Dans la série des angoisses irrationnelles, il est vrai que la carte bancaire serait un succédané de Big Brother. La preuve, c'est qu'un ancien ministre de la République (Jack Mellick) s'est fait piéger par la sienne. En payant à un péage d'autoroute avec sa carte, il a totalement détruit l'alibi qu'il tentait de donner à Bernard Tapie dans l'affaire VA-OM. L'ordinateur de la société d'autoroute avait en effet gardé en mémoire l'heure de son passage. Si vous voulez être tranquille, n'utilisez donc plus votre carte bancaire. Retournez au liquide par exemple. Au moins, l'avantage des billets c'est qu'ils se palpent, c'est du concret, du solide comme la batte de base-ball du «sauvageon» qui sera ravi de récupérer si rapidement votre paie après vous avoir refait le visage. D'accord, c'est un peu dangereux. Alors, la solution, c'est le troc, comme au bon vieux temps?

Allez, ça ne sert à rien d'avoir peur de payer sur l'Internet. Et puis, la vie n'est qu'une perpétuelle prise de risque, alors un de plus ou de moins....
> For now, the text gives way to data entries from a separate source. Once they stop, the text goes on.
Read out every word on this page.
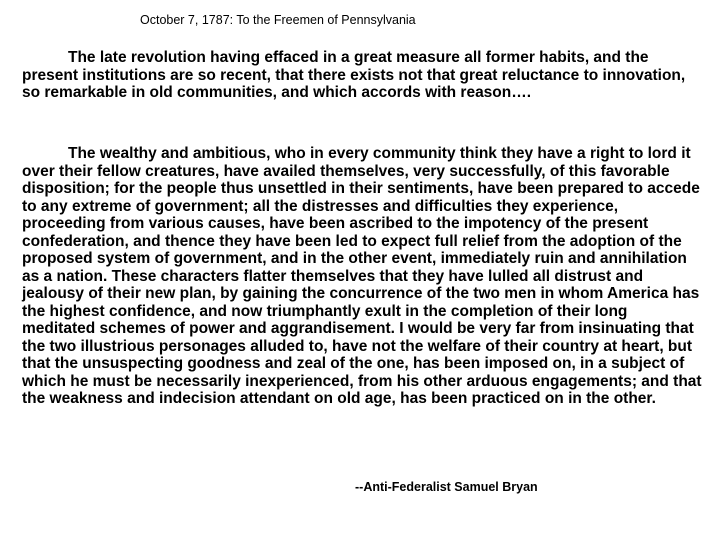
October 7, 1787: To the Freemen of Pennsylvania

The late revolution having effaced in a great measure all former habits, and the present institutions are so recent, that there exists not that great reluctance to innovation, so remarkable in old communities, and which accords with reason….

The wealthy and ambitious, who in every community think they have a right to lord it over their fellow creatures, have availed themselves, very successfully, of this favorable disposition; for the people thus unsettled in their sentiments, have been prepared to accede to any extreme of government; all the distresses and difficulties they experience, proceeding from various causes, have been ascribed to the impotency of the present confederation, and thence they have been led to expect full relief from the adoption of the proposed system of government, and in the other event, immediately ruin and annihilation as a nation. These characters flatter themselves that they have lulled all distrust and jealousy of their new plan, by gaining the concurrence of the two men in whom America has the highest confidence, and now triumphantly exult in the completion of their long meditated schemes of power and aggrandisement. I would be very far from insinuating that the two illustrious personages alluded to, have not the welfare of their country at heart, but that the unsuspecting goodness and zeal of the one, has been imposed on, in a subject of which he must be necessarily inexperienced, from his other arduous engagements; and that the weakness and indecision attendant on old age, has been practiced on in the other.

--Anti-Federalist Samuel Bryan
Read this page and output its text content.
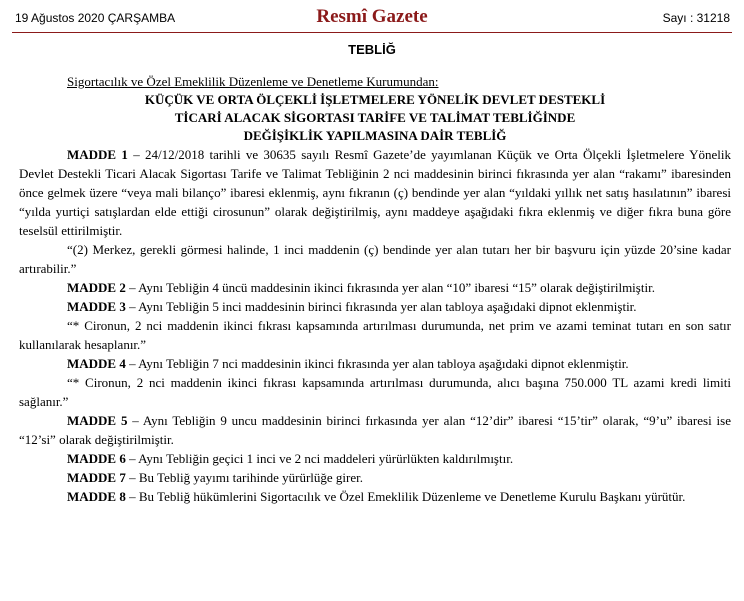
19 Ağustos 2020 ÇARŞAMBA	Resmî Gazete	Sayı : 31218
TEBLİĞ

Sigortacılık ve Özel Emeklilik Düzenleme ve Denetleme Kurumundan:

KÜÇÜK VE ORTA ÖLÇEKLİ İŞLETMELERE YÖNELİK DEVLET DESTEKLİ
TİCARİ ALACAK SİGORTASI TARİFE VE TALİMAT TEBLİĞİNDE
DEĞİŞİKLİK YAPILMASINA DAİR TEBLİĞ

MADDE 1 – 24/12/2018 tarihli ve 30635 sayılı Resmî Gazete’de yayımlanan Küçük ve Orta Ölçekli İşletmelere Yönelik Devlet Destekli Ticari Alacak Sigortası Tarife ve Talimat Tebliğinin 2 nci maddesinin birinci fıkrasında yer alan “rakamı” ibaresinden önce gelmek üzere “veya mali bilanço” ibaresi eklenmiş, aynı fıkranın (ç) bendinde yer alan “yıldaki yıllık net satış hasılatının” ibaresi “yılda yurtiçi satışlardan elde ettiği cirosunun” olarak değiştirilmiş, aynı maddeye aşağıdaki fıkra eklenmiş ve diğer fıkra buna göre teselsül ettirilmiştir.

“(2) Merkez, gerekli görmesi halinde, 1 inci maddenin (ç) bendinde yer alan tutarı her bir başvuru için yüzde 20’sine kadar artırabilir.”

MADDE 2 – Aynı Tebliğin 4 üncü maddesinin ikinci fıkrasında yer alan “10” ibaresi “15” olarak değiştirilmiştir.

MADDE 3 – Aynı Tebliğin 5 inci maddesinin birinci fıkrasında yer alan tabloya aşağıdaki dipnot eklenmiştir.

“* Cironun, 2 nci maddenin ikinci fıkrası kapsamında artırılması durumunda, net prim ve azami teminat tutarı en son satır kullanılarak hesaplanır.”

MADDE 4 – Aynı Tebliğin 7 nci maddesinin ikinci fıkrasında yer alan tabloya aşağıdaki dipnot eklenmiştir.

“* Cironun, 2 nci maddenin ikinci fıkrası kapsamında artırılması durumunda, alıcı başına 750.000 TL azami kredi limiti sağlanır.”

MADDE 5 – Aynı Tebliğin 9 uncu maddesinin birinci fırkasında yer alan “12’dir” ibaresi “15’tir” olarak, “9’u” ibaresi ise “12’si” olarak değiştirilmiştir.

MADDE 6 – Aynı Tebliğin geçici 1 inci ve 2 nci maddeleri yürürlükten kaldırılmıştır.

MADDE 7 – Bu Tebliğ yayımı tarihinde yürürlüğe girer.

MADDE 8 – Bu Tebliğ hükümlerini Sigortacılık ve Özel Emeklilik Düzenleme ve Denetleme Kurulu Başkanı yürütür.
Il y a quand même un danger quand on paie par carte sur l'Internet. C'est l'incompétence des banques lorsqu'il s'agit d'intégrer des techniques un tant soit peu modernes. Elles qui furent les premières à s'informatiser emploient encore des informaticiens fort compétents dans le domaine de la carte perforée mais parfaitement débutants dans celui des réseaux. En témoignent les quelques centaines de clients qui ont été débités dix fois du montant de leurs achats sur l'un de mes serveurs car leur banque utilisait un système piratable par n'importe quel passionné. Sans parler de la vétusté des réseaux bancaires, qui ont encore recours au bon vieux X25 du Minitel. Rien de tel pour perdre de l'argent que de faire confiance aux banques! Si vous n'êtes pas tout à fait inconscient (ou multimillionnaire), vérifiez bien vos relevés bancaires, Internet ou pas. Les banques ne raisonnent pas comme vous et moi. Nous craignons tous de nous retrouver avec un interdit bancaire sur le dos à cause d'un petit malin. Les banques, elles, calculent les risques de contrefaçon et de piratage, les comparent au prix d'un système parfaitement sécurisé et, tout compte fait, se contentent très bien de ce qu'elles ont.